I'm trying to send some data to some processes through argv. These processes are created dynamically using MPI. With mpicc (gcc), this works fine. But I tried with Intel's mpiicc and found that it only works if I set the last argument as NULL, like:
for(i=argc; i<5; i++)
argv[i] = malloc(sizeof(char)*10);
for(i=0;i<numProc;i++){
sprintf(argv[2], "%d", vetIni[i+1]);
sprintf(argv[3], "%d", vetEnd[i+1]);
argv[4] = NULL;
MPI_Comm_spawn(bin, argv, 1, localInfo, 0, MPI_COMM_SELF, &interCommFather[i], err);
MPI_Send(&Q[0], N*N, MPI_FLOAT, 0, 99, interCommFather[i]);
}
Also, if I print more argv positions, I see that dozens of arguments are included after null. Is this supposed to happen?
arg 0 -> ./root
arg 1 -> 3
arg 2 -> 96
arg 3 -> 128
arg 4 -> (null)
arg 5 -> MKLROOT=/opt/intel/compilers_and_libraries_2017.1.132/linux/mkl
arg 6 -> LC_PAPER=pt_BR.UTF-8
arg 7 -> MANPATH=/opt/intel/man/common:/opt/intel/documentation_2017/en/debugger//gdb-ia/man/:/opt/intel/documentation_2017/en/debugger//gdb-mic/man/:/opt/intel/documentation_2017/en/debugger//gdb-igfx/man/:/usr/local/man:/usr/local/share/man:/usr/share/man:
arg 8 -> XDG_SESSION_ID=198125
arg 9 -> LC_ADDRESS=pt_BR.UTF-8
arg 10 -> LC_MONETARY=pt_BR.UTF-8
arg 11 -> INTEL_LICENSE_FILE=/opt/intel/compilers_and_libraries_2017.1.132/linux/licenses:/opt/intel/licenses:/home/adriano/intel/licenses
arg 12 -> IPPROOT=/opt/intel/compilers_and_libraries_2017.1.132/linux/ipp
arg 13 -> TERM=xterm-256color
arg 14 -> SHELL=/bin/bash
arg 15 -> GDBSERVER_MIC=/opt/intel/debugger_2017/gdb/targets/mic/bin/gdbserver
[...]
This solved my problem but it's probably not the right way to solve it.
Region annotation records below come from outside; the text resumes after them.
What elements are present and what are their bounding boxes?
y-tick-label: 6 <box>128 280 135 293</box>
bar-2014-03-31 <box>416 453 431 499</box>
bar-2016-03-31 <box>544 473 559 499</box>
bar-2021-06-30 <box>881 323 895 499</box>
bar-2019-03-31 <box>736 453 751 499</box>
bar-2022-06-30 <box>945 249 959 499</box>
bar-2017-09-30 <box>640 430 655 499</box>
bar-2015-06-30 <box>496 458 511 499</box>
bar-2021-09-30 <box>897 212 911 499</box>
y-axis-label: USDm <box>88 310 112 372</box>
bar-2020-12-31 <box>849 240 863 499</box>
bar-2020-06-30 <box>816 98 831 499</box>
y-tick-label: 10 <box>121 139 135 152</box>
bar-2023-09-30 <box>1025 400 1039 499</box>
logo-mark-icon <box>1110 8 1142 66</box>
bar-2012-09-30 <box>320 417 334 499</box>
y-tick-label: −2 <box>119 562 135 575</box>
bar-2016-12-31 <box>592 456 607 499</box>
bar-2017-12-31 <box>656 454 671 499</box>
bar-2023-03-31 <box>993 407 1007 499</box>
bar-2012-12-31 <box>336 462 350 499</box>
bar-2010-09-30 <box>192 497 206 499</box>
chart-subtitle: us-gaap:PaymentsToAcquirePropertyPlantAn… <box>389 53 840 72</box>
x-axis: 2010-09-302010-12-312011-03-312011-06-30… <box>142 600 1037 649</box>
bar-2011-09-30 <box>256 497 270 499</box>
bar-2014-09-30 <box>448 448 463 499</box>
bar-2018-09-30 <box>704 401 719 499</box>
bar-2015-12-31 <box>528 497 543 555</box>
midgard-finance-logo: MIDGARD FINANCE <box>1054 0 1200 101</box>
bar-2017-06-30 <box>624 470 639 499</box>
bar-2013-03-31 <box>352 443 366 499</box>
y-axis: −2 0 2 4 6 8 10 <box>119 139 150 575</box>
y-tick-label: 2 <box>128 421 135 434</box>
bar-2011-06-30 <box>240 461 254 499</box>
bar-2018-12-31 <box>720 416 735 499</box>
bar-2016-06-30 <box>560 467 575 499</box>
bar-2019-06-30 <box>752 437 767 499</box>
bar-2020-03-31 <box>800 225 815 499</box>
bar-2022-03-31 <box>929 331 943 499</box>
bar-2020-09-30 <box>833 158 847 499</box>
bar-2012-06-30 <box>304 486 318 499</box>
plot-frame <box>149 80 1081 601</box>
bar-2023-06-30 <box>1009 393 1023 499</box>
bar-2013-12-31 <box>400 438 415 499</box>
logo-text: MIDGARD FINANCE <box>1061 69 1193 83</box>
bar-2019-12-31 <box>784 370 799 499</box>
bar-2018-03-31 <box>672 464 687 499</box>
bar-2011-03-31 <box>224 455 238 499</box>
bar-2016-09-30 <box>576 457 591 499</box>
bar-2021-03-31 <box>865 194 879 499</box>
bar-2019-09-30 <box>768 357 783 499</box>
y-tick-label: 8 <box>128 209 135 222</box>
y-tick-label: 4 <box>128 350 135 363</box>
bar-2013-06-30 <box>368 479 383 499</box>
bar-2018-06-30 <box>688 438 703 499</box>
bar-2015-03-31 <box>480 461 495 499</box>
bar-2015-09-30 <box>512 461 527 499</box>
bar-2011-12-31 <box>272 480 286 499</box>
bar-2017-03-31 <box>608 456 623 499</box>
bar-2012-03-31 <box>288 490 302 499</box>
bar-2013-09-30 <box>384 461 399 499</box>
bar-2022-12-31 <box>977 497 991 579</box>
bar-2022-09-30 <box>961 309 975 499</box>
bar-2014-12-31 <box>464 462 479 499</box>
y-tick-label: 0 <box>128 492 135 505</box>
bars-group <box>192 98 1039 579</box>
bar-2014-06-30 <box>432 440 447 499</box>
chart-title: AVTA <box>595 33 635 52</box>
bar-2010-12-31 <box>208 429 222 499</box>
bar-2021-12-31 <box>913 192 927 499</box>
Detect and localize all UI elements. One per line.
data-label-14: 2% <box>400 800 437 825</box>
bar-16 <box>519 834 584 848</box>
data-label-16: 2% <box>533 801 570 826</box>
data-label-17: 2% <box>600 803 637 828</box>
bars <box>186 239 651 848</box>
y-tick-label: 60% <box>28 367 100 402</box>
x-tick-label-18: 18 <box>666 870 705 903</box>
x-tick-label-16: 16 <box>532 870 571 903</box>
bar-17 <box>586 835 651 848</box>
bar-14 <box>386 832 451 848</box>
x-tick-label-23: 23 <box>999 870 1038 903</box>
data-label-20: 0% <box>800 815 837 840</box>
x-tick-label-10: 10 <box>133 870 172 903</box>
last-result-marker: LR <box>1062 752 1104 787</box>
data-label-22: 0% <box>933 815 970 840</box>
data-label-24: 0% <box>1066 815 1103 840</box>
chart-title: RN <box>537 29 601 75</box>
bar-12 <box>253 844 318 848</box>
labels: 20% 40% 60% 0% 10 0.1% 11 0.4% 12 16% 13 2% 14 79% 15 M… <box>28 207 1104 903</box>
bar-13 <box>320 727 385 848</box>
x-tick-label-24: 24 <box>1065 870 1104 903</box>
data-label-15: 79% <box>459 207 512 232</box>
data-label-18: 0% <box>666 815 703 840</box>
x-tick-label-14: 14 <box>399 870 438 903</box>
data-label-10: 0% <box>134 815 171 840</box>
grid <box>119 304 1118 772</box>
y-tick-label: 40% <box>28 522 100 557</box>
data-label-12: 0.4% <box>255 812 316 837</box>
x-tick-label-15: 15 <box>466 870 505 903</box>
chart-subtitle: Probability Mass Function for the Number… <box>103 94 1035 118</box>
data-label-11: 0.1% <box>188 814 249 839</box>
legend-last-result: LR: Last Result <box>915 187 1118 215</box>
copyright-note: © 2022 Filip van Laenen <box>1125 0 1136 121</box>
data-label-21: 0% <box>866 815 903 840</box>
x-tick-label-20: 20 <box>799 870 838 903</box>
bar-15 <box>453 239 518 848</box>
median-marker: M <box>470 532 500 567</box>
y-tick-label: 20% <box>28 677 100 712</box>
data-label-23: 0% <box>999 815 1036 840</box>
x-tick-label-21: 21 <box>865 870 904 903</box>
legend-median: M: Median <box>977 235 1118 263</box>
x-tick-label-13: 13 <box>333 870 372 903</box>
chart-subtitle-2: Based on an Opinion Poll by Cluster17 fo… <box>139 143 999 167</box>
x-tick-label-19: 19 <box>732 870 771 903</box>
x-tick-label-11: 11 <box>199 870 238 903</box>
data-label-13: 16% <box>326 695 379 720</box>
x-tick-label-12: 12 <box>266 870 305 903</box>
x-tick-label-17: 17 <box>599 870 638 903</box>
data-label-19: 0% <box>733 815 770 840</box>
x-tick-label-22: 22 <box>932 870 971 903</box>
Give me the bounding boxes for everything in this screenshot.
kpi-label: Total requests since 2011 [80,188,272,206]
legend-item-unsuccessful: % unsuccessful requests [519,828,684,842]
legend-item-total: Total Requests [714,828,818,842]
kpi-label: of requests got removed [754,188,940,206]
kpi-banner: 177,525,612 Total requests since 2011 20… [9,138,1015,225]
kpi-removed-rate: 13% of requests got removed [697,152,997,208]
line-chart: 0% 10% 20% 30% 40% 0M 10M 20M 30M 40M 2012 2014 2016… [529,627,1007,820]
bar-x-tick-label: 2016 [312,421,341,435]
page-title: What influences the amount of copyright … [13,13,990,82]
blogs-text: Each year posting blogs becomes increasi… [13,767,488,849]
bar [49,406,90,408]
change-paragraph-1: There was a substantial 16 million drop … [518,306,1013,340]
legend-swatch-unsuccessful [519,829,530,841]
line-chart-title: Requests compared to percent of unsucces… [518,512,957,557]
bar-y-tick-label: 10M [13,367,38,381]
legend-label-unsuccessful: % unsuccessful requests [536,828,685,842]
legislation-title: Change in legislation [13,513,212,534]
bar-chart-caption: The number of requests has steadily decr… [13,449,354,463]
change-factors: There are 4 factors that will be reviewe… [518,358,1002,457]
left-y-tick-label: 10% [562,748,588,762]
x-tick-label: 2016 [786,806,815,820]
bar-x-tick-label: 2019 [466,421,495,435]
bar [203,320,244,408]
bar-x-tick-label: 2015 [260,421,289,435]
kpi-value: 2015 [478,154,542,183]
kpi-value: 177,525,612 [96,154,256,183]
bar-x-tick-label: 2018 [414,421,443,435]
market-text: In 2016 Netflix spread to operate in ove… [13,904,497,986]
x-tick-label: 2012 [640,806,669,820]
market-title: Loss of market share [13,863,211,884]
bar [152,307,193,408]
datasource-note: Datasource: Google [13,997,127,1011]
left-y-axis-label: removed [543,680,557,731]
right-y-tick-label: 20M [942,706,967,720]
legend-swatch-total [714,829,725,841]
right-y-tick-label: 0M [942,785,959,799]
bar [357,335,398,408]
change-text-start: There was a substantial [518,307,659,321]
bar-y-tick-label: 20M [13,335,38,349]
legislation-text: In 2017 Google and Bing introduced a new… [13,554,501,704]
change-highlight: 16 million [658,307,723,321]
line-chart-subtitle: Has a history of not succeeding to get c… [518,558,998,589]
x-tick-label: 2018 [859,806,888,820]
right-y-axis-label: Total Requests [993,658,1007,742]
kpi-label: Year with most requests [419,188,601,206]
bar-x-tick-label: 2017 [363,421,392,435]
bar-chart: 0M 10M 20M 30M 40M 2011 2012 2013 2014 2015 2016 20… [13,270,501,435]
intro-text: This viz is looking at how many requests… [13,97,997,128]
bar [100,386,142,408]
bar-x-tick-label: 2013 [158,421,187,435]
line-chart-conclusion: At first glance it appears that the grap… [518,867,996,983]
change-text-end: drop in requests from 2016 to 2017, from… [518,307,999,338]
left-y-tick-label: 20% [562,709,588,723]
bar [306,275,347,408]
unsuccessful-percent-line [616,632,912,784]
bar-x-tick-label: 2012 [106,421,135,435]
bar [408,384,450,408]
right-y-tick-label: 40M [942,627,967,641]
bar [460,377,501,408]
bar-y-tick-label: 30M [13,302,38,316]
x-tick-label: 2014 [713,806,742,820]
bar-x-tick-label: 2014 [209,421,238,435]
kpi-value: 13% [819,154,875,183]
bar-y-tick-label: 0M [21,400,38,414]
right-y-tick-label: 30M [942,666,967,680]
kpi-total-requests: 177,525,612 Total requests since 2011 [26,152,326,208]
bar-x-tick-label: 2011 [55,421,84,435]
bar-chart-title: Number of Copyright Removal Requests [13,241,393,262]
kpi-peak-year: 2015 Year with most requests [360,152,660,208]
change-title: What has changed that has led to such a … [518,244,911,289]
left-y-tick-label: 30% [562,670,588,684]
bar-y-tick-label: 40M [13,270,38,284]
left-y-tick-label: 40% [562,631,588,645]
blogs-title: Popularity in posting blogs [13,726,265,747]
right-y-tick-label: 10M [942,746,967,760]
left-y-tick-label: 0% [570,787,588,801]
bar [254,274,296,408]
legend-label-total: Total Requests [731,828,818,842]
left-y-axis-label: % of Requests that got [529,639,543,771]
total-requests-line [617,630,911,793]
Would anyone know the correct way to solve this situation? If I don't set the last argument to null, I get the following error:
[mpiexec@hype2] fn_spawn (../../pm/pmiserv/pmiserv_pmi_v1.c:893): unable to find token: arg22
[mpiexec@hype2] handle_pmi_cmd (../../pm/pmiserv/pmiserv_cb.c:69): PMI handler returned error
[mpiexec@hype2] control_cb (../../pm/pmiserv/pmiserv_cb.c:957): unable to process PMI command
[mpiexec@hype2] HYDT_dmxu_poll_wait_for_event (../../tools/demux/demux_poll.c:76): callback returned error status
[mpiexec@hype2] HYD_pmci_wait_for_completion (../../pm/pmiserv/pmiserv_pmci.c:501): error waiting for event
[mpiexec@hype2] main (../../ui/mpich/mpiexec.c:1147): process manager error waiting for completion
Thank You.
From the documentation for MPI_Comm_spawn:
In C, the MPI_Comm_spawn argument argv differs from the argv argument of main in two respects. First, it is shifted by one element. Specifically, argv[0] of main contains the name of the program (given by command). argv[1] of main corresponds to argv[0] in MPI_Comm_spawn, argv[2] of main to argv[1] of MPI_Comm_spawn, and so on. Second, argv of MPI_Comm_spawn must be null-terminated, so that its length can be determined.
(emphasis mine)
Not NULL-terminating the array leads to undefined behavior.
Reading extra arguments after the NULL terminator is reading past the length of the array and so is also undefined behavior. It looks like it's reading into the list of environment variables (but this is not guaranteed at all).